Go to in-class exercise 2.

Alphabet Groups

We can be more specific, though; what if we want to match just alphabetic characters?

That is, what if we want to match these

clapping
mapped

And none of these?

apple
appliance
approval
apply
28283app
!kappa

We can do the following:

[a-z]+app

Which matches anything between a and z in the brackets. The brackets are how it knows that you should consider them all together, and not literally look for “a-z”.

If we wanted to include capitals in this search, we could do

[A-Za-z]+app

And it would work the same way.

We could do a similar thing for numerical values:

[0-9]

Matches any number.

This or That

Sometimes you want to check whether something is one of two different values. A good example of this might be when you’re looking for text that has different spellings in different languages. Grey can be spelled with an e or an a, for example.

A regex to match any instance of this would be:

gr(e|a)y

You use the pipe symbol |, similar to in a match/case. In many languages this operator is how or is implemented.

Shorthand

There’s also a shorthand way to write digits only, since it’s pretty common, which is \d.

You can also check for all alphanumeric characters with \w, for word.

Finally, any whitespace can be matched with \s.

Optional

Another common thing you might want to do is say that a character is optional. Some websites, for example, have https at the beginning, and others have http. You could check this with:

^https?

This will match both. The carat at the beginning means ‘start of line’ when it’s outside a bracket.

Using Regexes in Python

To use these regexes in Python, the process is pretty simple. First we have to import the regex module:

import re

There are three basic parts to checking something with a regular expression.

Let’s use as an example the idea at the beginning of checking if someone has a valid Lawrence email address.

1 - Compile the RegEx

First you have to tell Python what you want the regex to be, in regex terms.

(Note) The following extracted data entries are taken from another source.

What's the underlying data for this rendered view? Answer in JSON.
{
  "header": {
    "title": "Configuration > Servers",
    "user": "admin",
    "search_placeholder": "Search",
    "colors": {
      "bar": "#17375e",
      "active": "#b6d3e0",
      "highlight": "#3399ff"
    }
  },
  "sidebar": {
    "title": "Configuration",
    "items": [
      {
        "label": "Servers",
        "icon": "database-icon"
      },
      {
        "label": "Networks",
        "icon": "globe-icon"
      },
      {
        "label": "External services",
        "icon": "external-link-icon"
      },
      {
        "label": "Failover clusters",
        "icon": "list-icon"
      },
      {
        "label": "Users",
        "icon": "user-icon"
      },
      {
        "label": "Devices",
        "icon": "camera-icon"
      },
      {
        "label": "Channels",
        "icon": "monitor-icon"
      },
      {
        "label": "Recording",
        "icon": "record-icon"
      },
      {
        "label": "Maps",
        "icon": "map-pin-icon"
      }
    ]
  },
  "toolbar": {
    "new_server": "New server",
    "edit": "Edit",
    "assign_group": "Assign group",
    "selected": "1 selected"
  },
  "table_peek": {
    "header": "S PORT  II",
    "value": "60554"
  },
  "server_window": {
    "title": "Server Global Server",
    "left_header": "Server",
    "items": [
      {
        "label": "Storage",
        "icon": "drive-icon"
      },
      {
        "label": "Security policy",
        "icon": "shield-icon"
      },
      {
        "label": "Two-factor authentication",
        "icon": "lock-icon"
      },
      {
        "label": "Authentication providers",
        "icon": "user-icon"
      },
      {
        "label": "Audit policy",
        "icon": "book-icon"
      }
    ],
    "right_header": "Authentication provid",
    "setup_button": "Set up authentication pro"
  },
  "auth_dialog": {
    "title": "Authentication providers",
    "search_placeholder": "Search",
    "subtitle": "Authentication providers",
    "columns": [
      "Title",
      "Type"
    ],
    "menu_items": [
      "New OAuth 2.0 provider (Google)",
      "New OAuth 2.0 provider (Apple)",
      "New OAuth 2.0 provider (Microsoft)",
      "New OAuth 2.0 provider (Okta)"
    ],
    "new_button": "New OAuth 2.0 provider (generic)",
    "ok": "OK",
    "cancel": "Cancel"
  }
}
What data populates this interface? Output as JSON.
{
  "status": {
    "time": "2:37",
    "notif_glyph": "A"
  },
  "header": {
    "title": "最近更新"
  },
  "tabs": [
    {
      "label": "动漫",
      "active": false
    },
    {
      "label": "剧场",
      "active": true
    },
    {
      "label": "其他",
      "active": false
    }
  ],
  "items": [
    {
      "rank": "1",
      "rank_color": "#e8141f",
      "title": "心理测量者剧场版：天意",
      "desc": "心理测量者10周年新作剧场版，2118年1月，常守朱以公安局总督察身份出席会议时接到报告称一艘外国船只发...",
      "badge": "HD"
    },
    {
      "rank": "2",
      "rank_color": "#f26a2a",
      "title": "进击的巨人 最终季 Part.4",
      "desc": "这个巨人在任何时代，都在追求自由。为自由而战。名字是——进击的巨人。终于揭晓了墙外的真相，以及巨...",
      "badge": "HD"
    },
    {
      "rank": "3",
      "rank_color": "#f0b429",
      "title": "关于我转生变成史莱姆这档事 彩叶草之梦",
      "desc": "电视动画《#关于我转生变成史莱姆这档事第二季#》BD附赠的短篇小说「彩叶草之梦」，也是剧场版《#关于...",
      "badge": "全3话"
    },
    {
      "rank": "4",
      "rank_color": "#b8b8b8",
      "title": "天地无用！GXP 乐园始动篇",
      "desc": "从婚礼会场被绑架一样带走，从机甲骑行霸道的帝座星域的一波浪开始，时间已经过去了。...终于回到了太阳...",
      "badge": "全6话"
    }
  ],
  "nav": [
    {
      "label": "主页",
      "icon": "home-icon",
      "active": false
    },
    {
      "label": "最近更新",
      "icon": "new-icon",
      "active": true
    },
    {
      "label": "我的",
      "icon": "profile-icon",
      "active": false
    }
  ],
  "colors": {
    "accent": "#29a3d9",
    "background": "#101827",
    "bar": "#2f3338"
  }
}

email_regex = re.compile(r'[a-z\.]+@lawrence.edu')

2 - Check if it matches

Now, email_regex stores a piece of data that you can access to compare to a string.

To check this match, try something like this:

is_match = re.match(email_regex, "acacia.ackles@lawrence.edu")
print(is_match)

Now we can see how we can use this in a loop to check these emails.

3 - Use the information somehow

def email_checker(emails):
    for email in emails:
        if not re.search(email_regex, email):
            print(f"{email} is not a valid LU email!")

Go to In-Class Exercise 3 for some practice writing regexes.

Other Features of the RE module

If there’s time, here’s a few additional features we’ll cover:

  • ignorecase: You can ignore the case of an entry with re.IGNORECASE, or passing re.I as an optional third argument ot re.search().
  • match: re.match() has the same syntax as re.search() but only searches the beginning of a string.
  • findall: re.findall() has the same syntax as `re.search() but will return a list of matches instead of a True or False value.

In-Class Exercises

Exercise 1

Write a function, isValidFile(), that takes in a string and returns True if the file ends with .py or .pdf, and False otherwise.

Your function should return True for these inputs:

q1.py
hwk.pdf
py.pdf

And False for these inputs:

q1.cpp
hwk.pdf.txt
py.txt

Exercise 2

Write a regular expression that will match all of these words:

Clowns
Crowned

and none of these words:

Owner
Power
Coop
Sown

Exercise 3

Revise your isValidFile() function to use regex instead.

You should still check whether it ends with .py or .pdf, but now you should also make sure the part before .py/.pdf includes only numbers and letters.